Here came the tanks. Some were dark green; others had whitewash slapped on over their paint. All were dusted with snow. They kicked up white clouds as they rattled west. About half were T-34/85s: the workhorses of the last war. The rest were T-54s, with a curved turtleback turret and a bigger, more powerful gun. They all looked as if they were going somewhere important, and wasting no time doing it.
Looks, of course, could be deceiving. The commander in the lead tank rode head and shoulders out of the turret, so he could see more. Good commanders did that even in battle. It was one reason you went through a lot of good tank commanders.
This fellow spied Ihor. His tank swerved toward the kolkhoznik. The rest of the big, growling machines followed. Ihor could have done without the honor, not that he had a choice.
“Hey, you!” the tank commander shouted as his machine slowed to a stop. “Yeah, you! Who else would I be talking to?”
Ihor thought about playing dumb. If he answered in broad Ukrainian, he might convince the tank commander he knew no Russian. But the bastard might decide that made him a Banderist and have the gunner give him a machine-gun burst. The risk wasn’t worth it. “Waddaya want?” Ihor would never speak good Russian, but his stint in the Red Army had sure beaten bad Russian into him.
“Where’s the nearest railhead?” the soldier asked. “Fuck my mother if the map I’ve got is worth shit.”
If he’d said Fuck your mother, Ihor would have sent him in the wrong direction. As things were, he pointed west and said, “That way-four or five kilometers.”
“Thanks,” the tanker told him. “I didn’t want to break radio silence to ask the brass. They wouldn’t like that, know what I mean?”
“Oh, yeah,” Ihor said in a way that showed he’d done his bit. Because he’d done the commander a good turn, he asked, “Why are you guys on the move, anyhow?”
“Whole Kiev Military District is on the move,” the man answered, not without pride. “The imperialists are stirring up trouble against the peace-loving socialist nations. We’ve got to be ready to show them they can’t get away with that crap, right?”

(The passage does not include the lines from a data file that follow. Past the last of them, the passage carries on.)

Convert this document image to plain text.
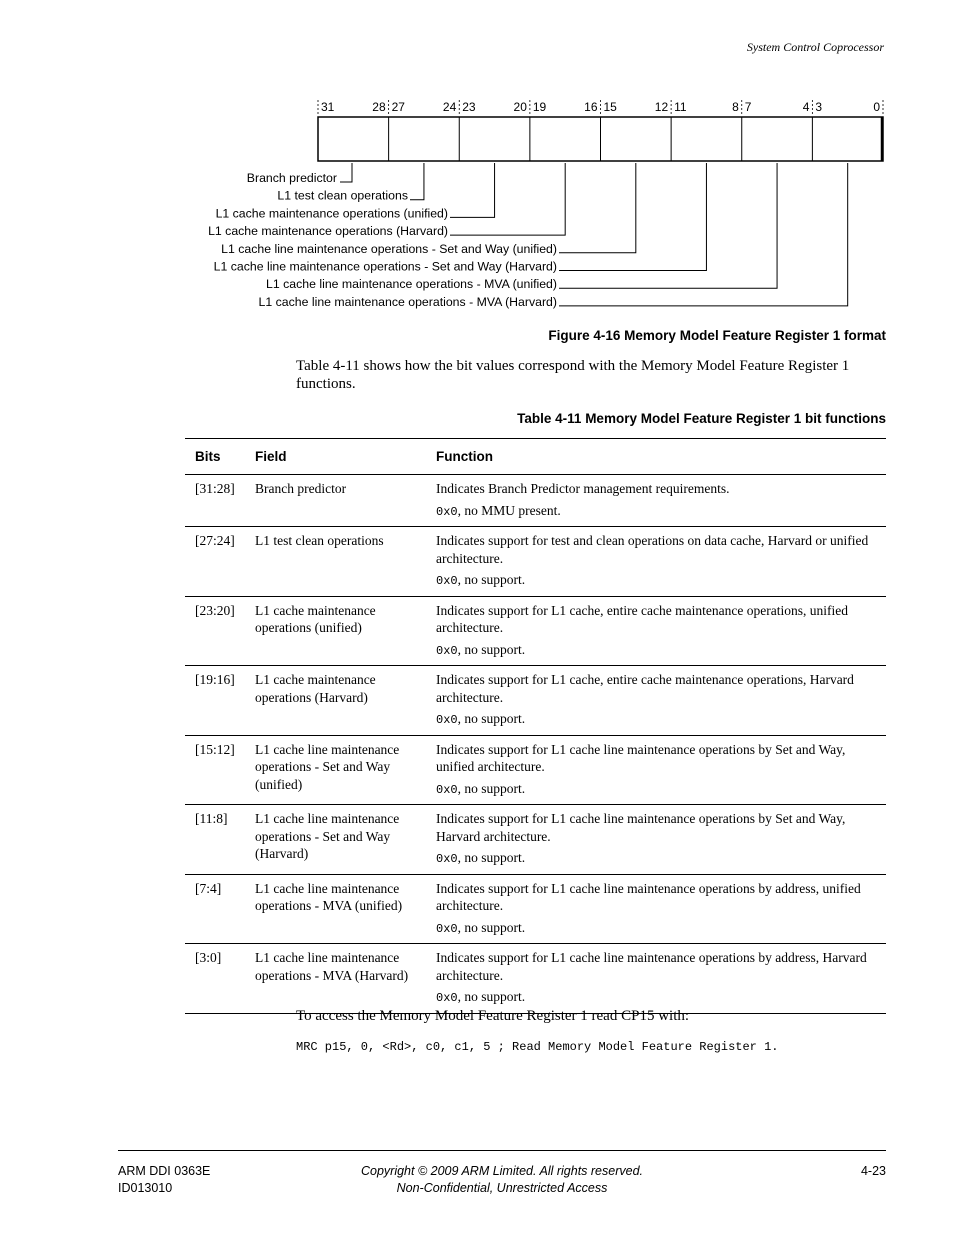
System Control Coprocessor
31	28 27	24 23	20 19	16 15	12 11	8 7	4 3	0
Branch predictor
L1 test clean operations
L1 cache maintenance operations (unified)
L1 cache maintenance operations (Harvard)
L1 cache line maintenance operations - Set and Way (unified)
L1 cache line maintenance operations - Set and Way (Harvard)
L1 cache line maintenance operations - MVA (unified)
L1 cache line maintenance operations - MVA (Harvard)
Figure 4-16 Memory Model Feature Register 1 format
Table 4-11 shows how the bit values correspond with the Memory Model Feature Register 1 functions.
Table 4-11 Memory Model Feature Register 1 bit functions
Bits	Field	Function
[31:28]	Branch predictor	Indicates Branch Predictor management requirements.

0x0, no MMU present.

[27:24]	L1 test clean operations	Indicates support for test and clean operations on data cache, Harvard or unified architecture.

0x0, no support.

[23:20]	L1 cache maintenance operations (unified)	Indicates support for L1 cache, entire cache maintenance operations, unified architecture.

0x0, no support.

[19:16]	L1 cache maintenance operations (Harvard)	Indicates support for L1 cache, entire cache maintenance operations, Harvard architecture.

0x0, no support.

[15:12]	L1 cache line maintenance operations - Set and Way (unified)	Indicates support for L1 cache line maintenance operations by Set and Way, unified architecture.

0x0, no support.

[11:8]	L1 cache line maintenance operations - Set and Way (Harvard)	Indicates support for L1 cache line maintenance operations by Set and Way, Harvard architecture.

0x0, no support.

[7:4]	L1 cache line maintenance operations - MVA (unified)	Indicates support for L1 cache line maintenance operations by address, unified architecture.

0x0, no support.

[3:0]	L1 cache line maintenance operations - MVA (Harvard)	Indicates support for L1 cache line maintenance operations by address, Harvard architecture.

0x0, no support.

To access the Memory Model Feature Register 1 read CP15 with:
MRC p15, 0, <Rd>, c0, c1, 5 ; Read Memory Model Feature Register 1.
ARM DDI 0363E
ID013010
Copyright © 2009 ARM Limited. All rights reserved.
Non-Confidential, Unrestricted Access
4-23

“Uh, right,” Ihor said. No other reply seemed possible.
“So-” With a wave, the tank commander got his monster moving. The rest followed. Ihor coughed. The stinking diesel exhaust was fouler than the cheapest, nastiest makhorka you could smoke.
The whole Kiev Military District? That was a couple of Guards Tank Armies, some of the best troops the Soviet Union owned. Ihor’s shiver had nothing to do with the snow on the ground.